Featured Image: Rand Roars but then trips up, Once again in March 2025

Welcome to another issue of our Weekly Rand Review.

And welcome to another week of Rand insights...

The past week was nothing short of dramatic for the Rand, as it managed to push to its best levels in 3 months amid budget deadlocks, tariff wars and stuttering peace talks...

...but then it all came unstuck with US non-farm payrolls triggering a sell-off, which was exacerbated by President Trump’s latest remarks about cutting US federal funding to South Africa, which sent the ZAR spiralling.

March madness certainly is upon us! Let’s see how it all played out.

Market Pulse 📊

  • Price Action: R18.70-18.04 range, as Rand made new lows before NFP2
    • Technical Setup:Support R18.04 resistance around R18.33/40, then 18.70/72
    • Momentum:Rand weakness bias
    • Risk Events:GNU Rifts, Tariff Wars, Trump's SA Stance, Non-farm Payrolls
    • Outlook:Tariff Wars, Ukraine and geopolitical drivers to dominate

    Key Moments (3-7 Mar 2025):

    Some of the more critical factors affecting price action this week:

    • SA Budget Showdown:Budget impasse as coalition partners reject a VAT. GDP contracts while current account deficit narrows
    • Tariff Tensions Escalate:Speculation over 25% tariffs on Mexico and Canada rattled global markets, raising fears of a trade war resurgence.
    • Fed & ECB Hold Steady:Chair Powell & ECB signal wait-and-see stance on interest rates.
    • Trump Remarks Hit Rand:The ZAR fell after President Trump announced plans to cut US federal funding to South Africa.

    Rand Roars To 3-Month Best

    The Rand opened the week at R18.65/$ after a torrid end to the prior one - and was soon on the back foot again, testing R18.70 as local manufacturing PMI data showed continued contraction 44.7 (down from the prior month's 45.3)...

    ...and as the market braced itself for the implications of US tariffs on Canada, Mexico and China...

    ...as well as political risks around the delayed budget - and the stuttering Ukraine/Russia peace talks.

    But despite this all, the Rand not only managed to hold its own (closing around R18.57/$), but managed to drive home the advantage on Tuesday to close a full 14 cents stronger...

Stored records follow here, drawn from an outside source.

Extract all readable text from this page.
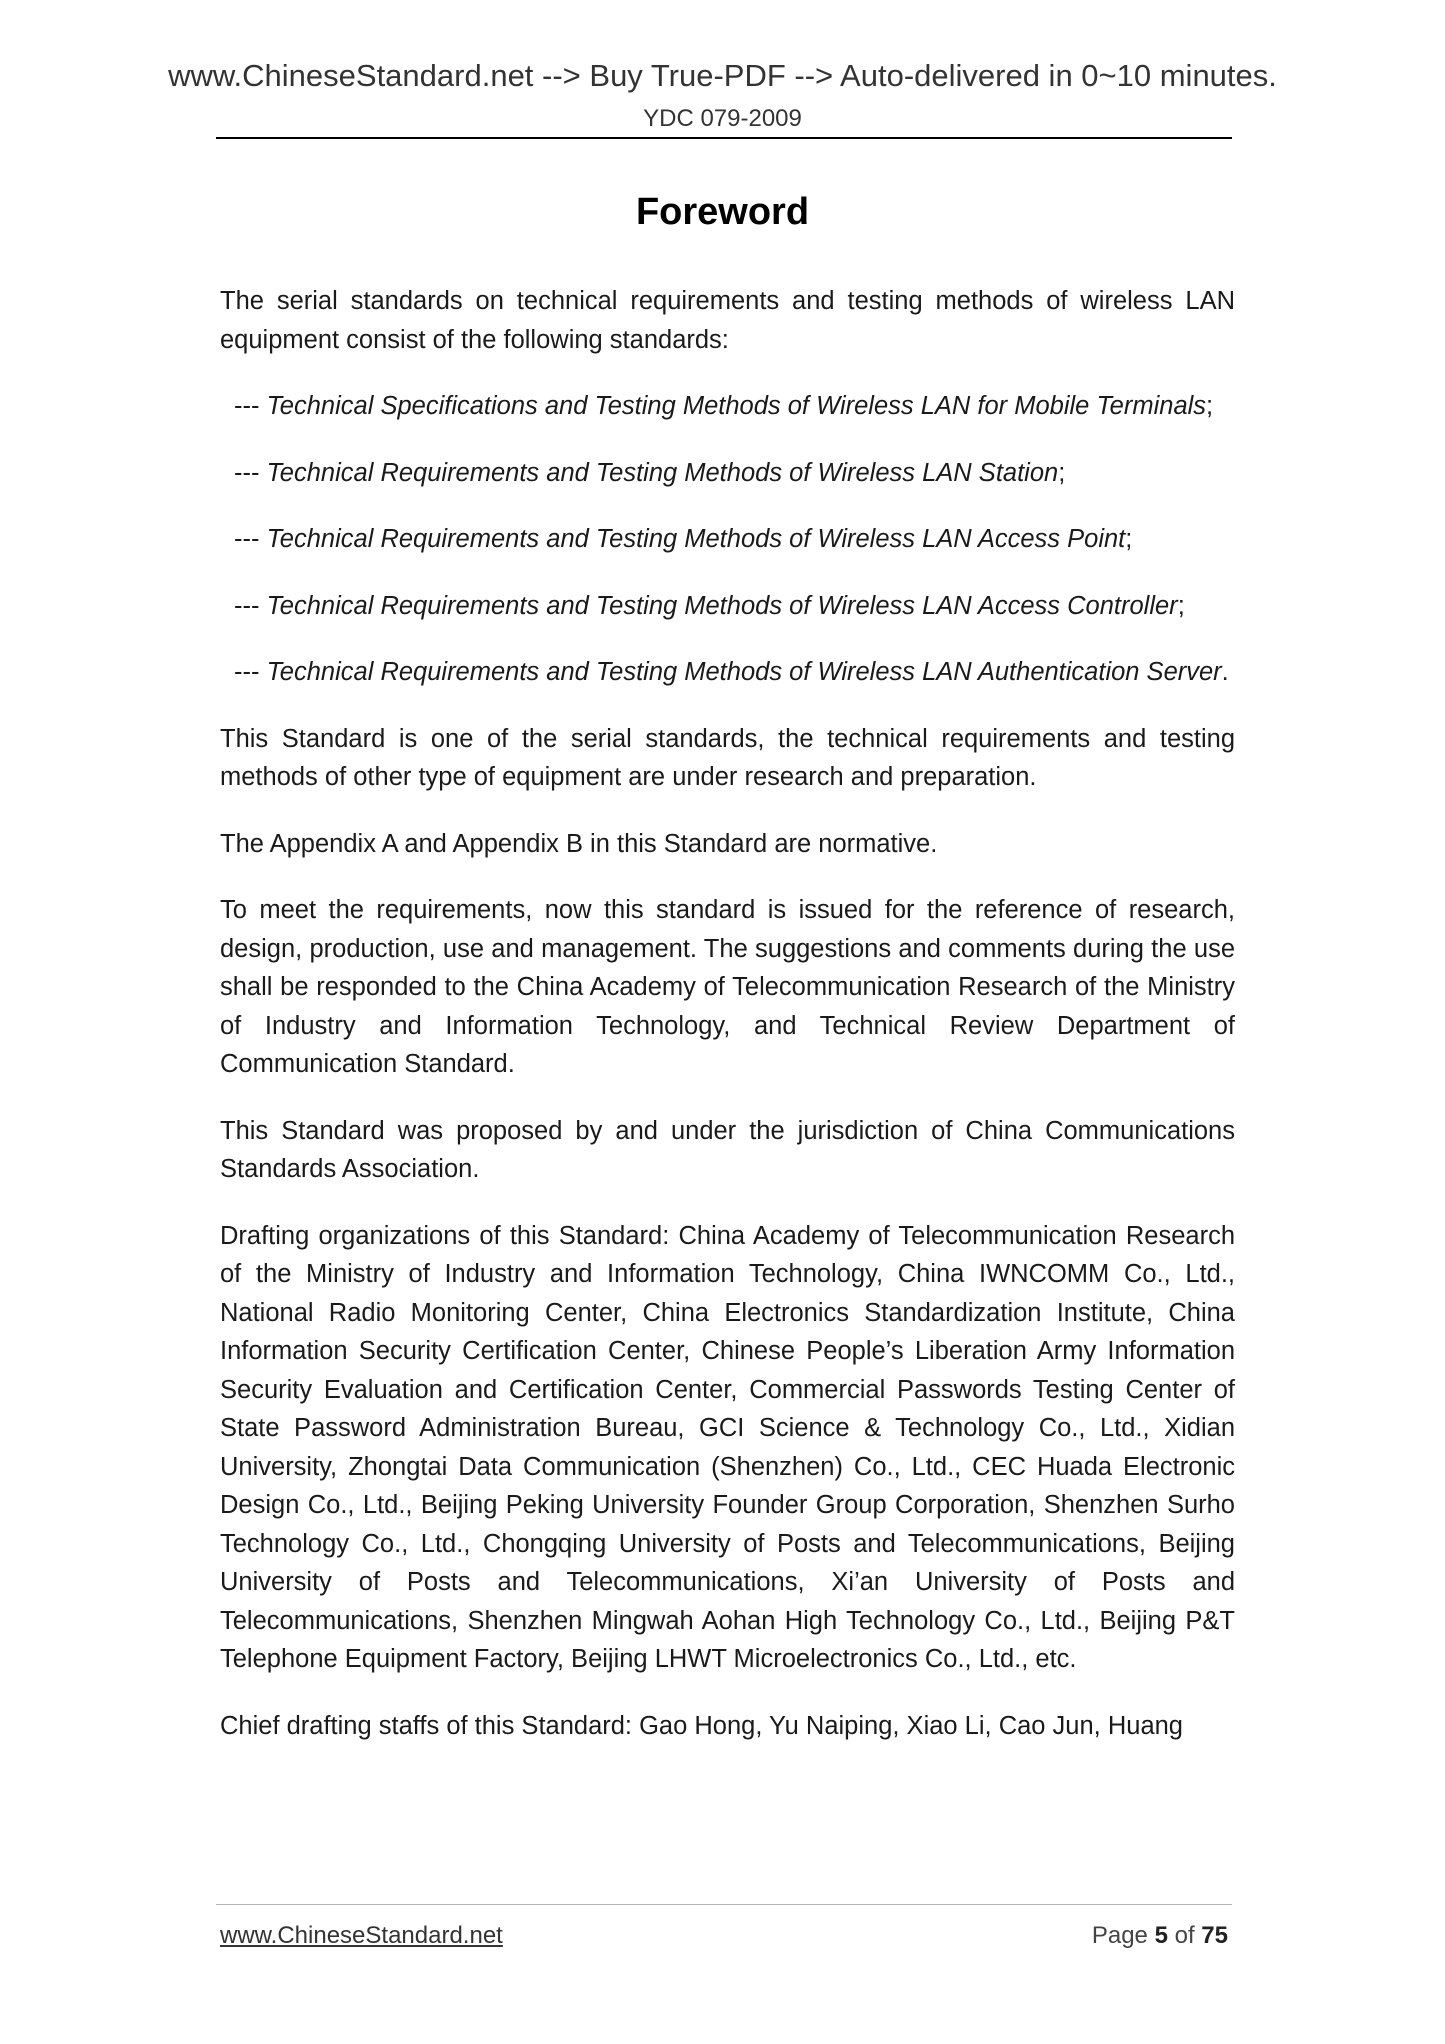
www.ChineseStandard.net --> Buy True-PDF --> Auto-delivered in 0~10 minutes.
YDC 079-2009
Foreword

The serial standards on technical requirements and testing methods of wireless LAN equipment consist of the following standards:

--- Technical Specifications and Testing Methods of Wireless LAN for Mobile Terminals;

--- Technical Requirements and Testing Methods of Wireless LAN Station;

--- Technical Requirements and Testing Methods of Wireless LAN Access Point;

--- Technical Requirements and Testing Methods of Wireless LAN Access Controller;

--- Technical Requirements and Testing Methods of Wireless LAN Authentication Server.

This Standard is one of the serial standards, the technical requirements and testing methods of other type of equipment are under research and preparation.

The Appendix A and Appendix B in this Standard are normative.

To meet the requirements, now this standard is issued for the reference of research, design, production, use and management. The suggestions and comments during the use shall be responded to the China Academy of Telecommunication Research of the Ministry of Industry and Information Technology, and Technical Review Department of Communication Standard.

This Standard was proposed by and under the jurisdiction of China Communications Standards Association.

Drafting organizations of this Standard: China Academy of Telecommunication Research of the Ministry of Industry and Information Technology, China IWNCOMM Co., Ltd., National Radio Monitoring Center, China Electronics Standardization Institute, China Information Security Certification Center, Chinese People’s Liberation Army Information Security Evaluation and Certification Center, Commercial Passwords Testing Center of State Password Administration Bureau, GCI Science & Technology Co., Ltd., Xidian University, Zhongtai Data Communication (Shenzhen) Co., Ltd., CEC Huada Electronic Design Co., Ltd., Beijing Peking University Founder Group Corporation, Shenzhen Surho Technology Co., Ltd., Chongqing University of Posts and Telecommunications, Beijing University of Posts and Telecommunications, Xi’an University of Posts and Telecommunications, Shenzhen Mingwah Aohan High Technology Co., Ltd., Beijing P&T Telephone Equipment Factory, Beijing LHWT Microelectronics Co., Ltd., etc.

Chief drafting staffs of this Standard: Gao Hong, Yu Naiping, Xiao Li, Cao Jun, Huang

www.ChineseStandard.net	Page 5 of 75
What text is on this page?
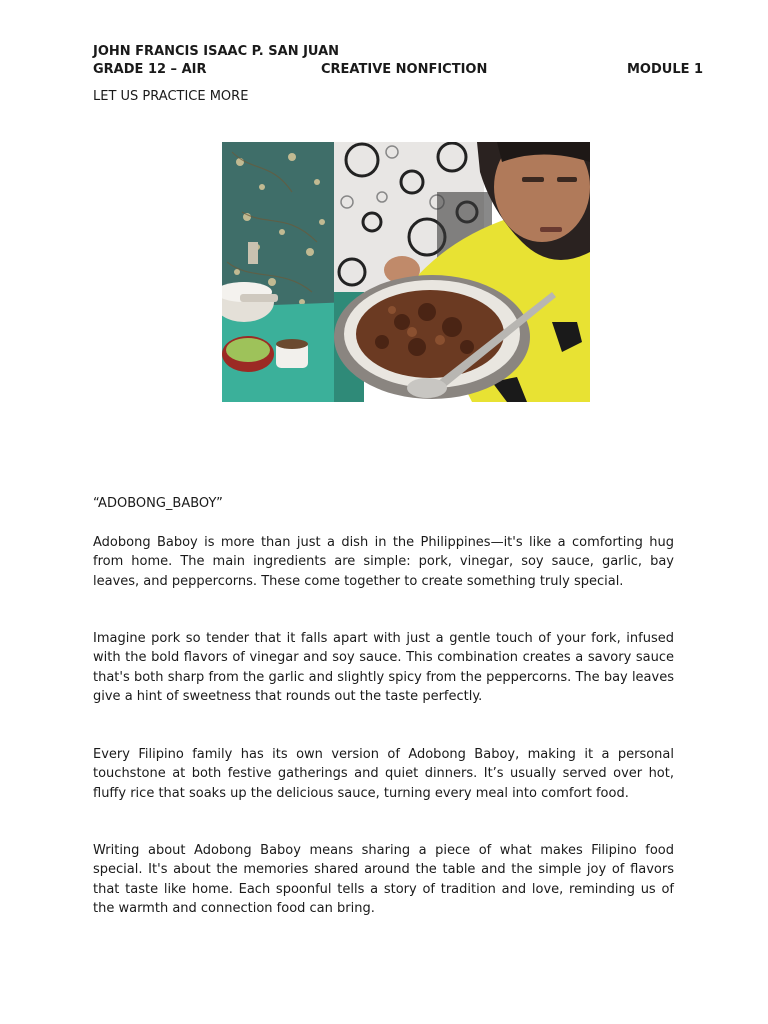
JOHN FRANCIS ISAAC P. SAN JUAN
GRADE 12 – AIR	CREATIVE NONFICTION	MODULE 1
LET US PRACTICE MORE
“ADOBONG_BABOY”

Adobong Baboy is more than just a dish in the Philippines—it's like a comforting hug from home. The main ingredients are simple: pork, vinegar, soy sauce, garlic, bay leaves, and peppercorns. These come together to create something truly special.

Imagine pork so tender that it falls apart with just a gentle touch of your fork, infused with the bold flavors of vinegar and soy sauce. This combination creates a savory sauce that's both sharp from the garlic and slightly spicy from the peppercorns. The bay leaves give a hint of sweetness that rounds out the taste perfectly.

Every Filipino family has its own version of Adobong Baboy, making it a personal touchstone at both festive gatherings and quiet dinners. It’s usually served over hot, fluffy rice that soaks up the delicious sauce, turning every meal into comfort food.

Writing about Adobong Baboy means sharing a piece of what makes Filipino food special. It's about the memories shared around the table and the simple joy of flavors that taste like home. Each spoonful tells a story of tradition and love, reminding us of the warmth and connection food can bring.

    ...but then weakened on the back of US President Trump's address to a full (and clearly divided) Congress that evening.

    But the brief sortie above R18.50 was short-lived as the Rand quickly turned things around on Wednesday to close the day at an impressive R18.26 to the dollar...

    ...level last seen in December last year!

    And it was just in time for our bi-weekly update for the next few days, which showed that the Rand could be expected to strengthen still further into the 18.22-17.98 area before bottoming out (see below)

    Graph: USD/ZAR Short term, 5 March 2025
    Again, it looked like we were heading for an interesting end to the week, with a likely reversal on Friday...

    ...which so happened to coincide with the release of US Non-Farm Payrolls...

    ...would that be the only trigger?

    And in other news...

      Budget Delay VAT Hike Rift Continues

      The delayed budget and rift in the GNU continued to fester, as the ANC pushed for a 2% increase in VAT to try and cover the ballooning budget deficit, with lessening tax receipts - and promises of more for free to the masses.

      Is this even an option, with consumers already battling to make ends meet? Where will the money actually come from?

      As we have quoted before, Maggie Thatcher put it a nutshell, "The problem with socialism is that you eventually run out of other people's money!"

      All too true - especially when you are wasteful with it too!

      Here is a suggestion: What about doing a DOGE audit on SA government expenditure and its various offices and state-owned enterprises instead?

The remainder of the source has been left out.